Unfortunately, for Guyana, our politics is not your ordinary garden variety type, where politicians pitch their plans for the development of the country to an open-minded electorate which make their voting decision based on an assessment of these plans and the parties’ capabilities for executing the same, based on their histories. In Guyana, the genie of ethnically directed political violence was let out of the bottle as far back as February 16, 1962, by the PNC and other forces and has never been put back since.
On that fateful day, subsequently dubbed “Black Friday”, following months of protests in Georgetown by thousands of supporters of the Opposition PNC and UF, ostensibly against the PPP’s budget, after failing to attack that party’s HQ, started to loot and burn business places owned by Indian Guyanese. They focused on Robb, Regent, Water, High and Camp Streets and Stabroek Market. Before they were finished, fifty-six buildings had been destroyed by fire, twenty-one damaged; sixty-six both damaged and looted; twenty-nine market stalls damaged and five cars burned. Hundreds of Indian Guyanese were beaten, one Police Officer and four looters were killed.
Black Friday 1962 pretty much created the template for all subsequent political riots – confined to Georgetown and executed by the PNC’s support and direction of urban lumpen elements. The Wynn Parry Commission noted in their sanitised report: “The rioters were not drawn from any one particular race or political party, nor were the victims from one particular class. The looters belonged to the category of irresponsible individuals consisting for the most part of hooligans and criminals, who, in moments of excitement and mass hysteria, throw away the inhibitions of a civilised society and seized the opportunity of preying upon their fellow citizens.”
Because the PNC were to rig all elections between 1964 and 1985, the directed political riots did not rear its head until 1992 with the return of free and fair elections. That does not mean there was no political violence but these were meted out to opponents of the PNC by the state’s coercive apparatus, organised pro-government goons, such as the House of Israel disrupting political meetings. In 1992, the incipient violent protests were not allowed to spread beyond an attack on the elections HQ after it became apparent that the PNC was losing the elections. However, President Carter, whose Center was observing the elections, was caught in the mayhem and made a call to the White House. PNC leader Desmond Hoyte was persuaded to call out the army.

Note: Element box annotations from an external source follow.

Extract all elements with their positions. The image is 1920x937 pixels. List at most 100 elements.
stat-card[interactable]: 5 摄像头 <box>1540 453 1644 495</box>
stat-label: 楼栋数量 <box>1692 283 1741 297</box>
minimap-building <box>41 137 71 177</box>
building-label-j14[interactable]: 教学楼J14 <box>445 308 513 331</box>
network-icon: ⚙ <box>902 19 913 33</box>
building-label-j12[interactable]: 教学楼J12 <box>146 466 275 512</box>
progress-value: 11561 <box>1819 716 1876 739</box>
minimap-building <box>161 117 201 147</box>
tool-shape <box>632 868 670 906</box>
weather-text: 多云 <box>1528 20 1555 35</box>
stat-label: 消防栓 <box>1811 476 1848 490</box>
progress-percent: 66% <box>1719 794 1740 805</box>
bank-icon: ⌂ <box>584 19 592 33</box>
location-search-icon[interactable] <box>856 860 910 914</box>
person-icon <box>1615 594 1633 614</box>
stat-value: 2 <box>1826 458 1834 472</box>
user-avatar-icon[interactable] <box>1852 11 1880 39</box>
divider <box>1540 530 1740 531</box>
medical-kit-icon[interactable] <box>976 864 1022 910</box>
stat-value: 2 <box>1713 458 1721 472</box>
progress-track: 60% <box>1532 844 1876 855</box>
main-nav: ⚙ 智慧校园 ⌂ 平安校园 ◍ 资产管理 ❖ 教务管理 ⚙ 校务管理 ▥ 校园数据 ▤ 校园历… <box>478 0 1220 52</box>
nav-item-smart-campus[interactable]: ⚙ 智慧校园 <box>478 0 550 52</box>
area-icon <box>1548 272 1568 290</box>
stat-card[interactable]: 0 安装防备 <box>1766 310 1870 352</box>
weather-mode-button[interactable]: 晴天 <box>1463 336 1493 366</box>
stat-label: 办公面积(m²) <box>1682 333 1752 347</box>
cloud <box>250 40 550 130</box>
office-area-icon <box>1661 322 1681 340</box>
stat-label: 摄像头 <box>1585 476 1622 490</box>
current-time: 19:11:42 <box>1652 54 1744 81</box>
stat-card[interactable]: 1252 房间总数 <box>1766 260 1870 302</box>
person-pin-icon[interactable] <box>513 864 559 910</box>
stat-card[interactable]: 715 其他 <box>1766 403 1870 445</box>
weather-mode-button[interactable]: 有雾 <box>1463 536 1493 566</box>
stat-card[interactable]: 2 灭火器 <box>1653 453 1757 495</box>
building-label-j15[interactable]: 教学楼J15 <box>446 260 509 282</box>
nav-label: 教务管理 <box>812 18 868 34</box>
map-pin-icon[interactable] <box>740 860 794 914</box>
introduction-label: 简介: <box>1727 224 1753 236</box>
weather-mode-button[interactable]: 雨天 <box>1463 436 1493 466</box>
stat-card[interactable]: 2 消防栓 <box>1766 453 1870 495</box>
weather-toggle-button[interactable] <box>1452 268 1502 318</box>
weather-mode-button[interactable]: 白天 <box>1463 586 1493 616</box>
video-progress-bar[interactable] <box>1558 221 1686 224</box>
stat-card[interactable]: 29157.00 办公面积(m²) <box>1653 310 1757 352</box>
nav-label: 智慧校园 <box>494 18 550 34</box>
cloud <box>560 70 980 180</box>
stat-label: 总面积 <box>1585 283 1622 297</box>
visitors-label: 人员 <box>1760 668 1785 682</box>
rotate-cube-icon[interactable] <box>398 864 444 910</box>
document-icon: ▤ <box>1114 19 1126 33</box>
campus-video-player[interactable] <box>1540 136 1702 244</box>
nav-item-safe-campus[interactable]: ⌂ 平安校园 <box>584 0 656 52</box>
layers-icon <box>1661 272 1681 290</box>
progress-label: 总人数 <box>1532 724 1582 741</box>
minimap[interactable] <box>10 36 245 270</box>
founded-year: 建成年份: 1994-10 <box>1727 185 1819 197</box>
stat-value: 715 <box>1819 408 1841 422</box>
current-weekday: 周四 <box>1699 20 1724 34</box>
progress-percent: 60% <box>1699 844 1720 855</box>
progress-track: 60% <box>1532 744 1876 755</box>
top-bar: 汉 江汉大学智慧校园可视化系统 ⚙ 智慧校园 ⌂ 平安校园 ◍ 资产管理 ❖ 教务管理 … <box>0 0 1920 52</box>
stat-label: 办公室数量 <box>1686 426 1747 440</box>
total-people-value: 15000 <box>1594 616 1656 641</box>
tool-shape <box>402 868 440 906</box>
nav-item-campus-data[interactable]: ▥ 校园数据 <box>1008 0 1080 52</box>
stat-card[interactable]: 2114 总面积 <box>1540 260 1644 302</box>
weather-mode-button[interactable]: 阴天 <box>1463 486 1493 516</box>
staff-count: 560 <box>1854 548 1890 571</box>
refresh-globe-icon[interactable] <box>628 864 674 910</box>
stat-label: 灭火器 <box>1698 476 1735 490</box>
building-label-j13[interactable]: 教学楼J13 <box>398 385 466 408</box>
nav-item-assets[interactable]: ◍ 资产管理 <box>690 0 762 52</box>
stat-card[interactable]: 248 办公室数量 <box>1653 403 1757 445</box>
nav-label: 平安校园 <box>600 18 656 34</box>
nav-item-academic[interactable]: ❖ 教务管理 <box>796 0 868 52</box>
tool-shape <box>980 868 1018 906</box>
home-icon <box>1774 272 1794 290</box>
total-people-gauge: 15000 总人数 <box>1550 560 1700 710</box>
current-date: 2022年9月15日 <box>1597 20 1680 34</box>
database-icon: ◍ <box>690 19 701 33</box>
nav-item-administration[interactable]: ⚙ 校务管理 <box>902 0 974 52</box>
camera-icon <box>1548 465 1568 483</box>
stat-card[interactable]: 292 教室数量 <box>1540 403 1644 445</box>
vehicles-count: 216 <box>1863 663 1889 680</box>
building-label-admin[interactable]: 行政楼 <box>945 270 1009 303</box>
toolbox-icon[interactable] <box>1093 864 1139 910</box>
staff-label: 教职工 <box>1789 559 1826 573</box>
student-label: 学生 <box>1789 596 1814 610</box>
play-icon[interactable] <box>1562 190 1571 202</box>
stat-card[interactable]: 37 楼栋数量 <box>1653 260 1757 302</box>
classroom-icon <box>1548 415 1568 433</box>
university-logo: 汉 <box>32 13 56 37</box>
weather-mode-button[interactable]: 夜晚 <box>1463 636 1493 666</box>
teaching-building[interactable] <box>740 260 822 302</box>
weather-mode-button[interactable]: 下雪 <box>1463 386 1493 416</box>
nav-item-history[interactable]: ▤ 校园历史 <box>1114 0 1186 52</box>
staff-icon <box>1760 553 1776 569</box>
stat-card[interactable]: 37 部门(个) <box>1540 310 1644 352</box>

After losing the following 1997 elections, the same Desmond Hoyte reverted to the 1962 template and launched violent protests in Georgetown that resulted in the same arson and lootings accompanied by beatings of Indian Guyanese perceived to be supporters of the PPP. The PPP’s term of office was truncated by two years and a raft of constitutional changes were enacted to give the opposition PNC a greater input into the political system.
But rather than dampening the violence, Hoyte launched a “slow fyah; mo fyah” strategy that escalated the protests beyond Georgetown and exacerbated both their intensity and volume. This political violence was then ratcheted up to a level never encountered in Guyana: a band of hard-core prison escapees in 2002 ensconced themselves in Buxton, from where they launched attacks on Policemen and neighbouring Indian-dominated villages. They called themselves “Freedom Fighters” for African Guyanese which meant they were pursuing a political agenda by attacking innocent citizens judged to be supporters of the PPP Government. This gang was not eliminated until 2008 by which time, hundreds of persons had been killed by the security forces and armed vigilante gangs, dubbed “Phantom Squads”.
It is against this background that we call upon President Granger and the other leaders of the caretaker coalition to follow the lead of the PPP’s PM Candidate Brigadier (retired) and reject the provocative call of PNC Chair Volda Lawrence for PNC supporters to congregate in front of polling stations to “guard” ballot boxes.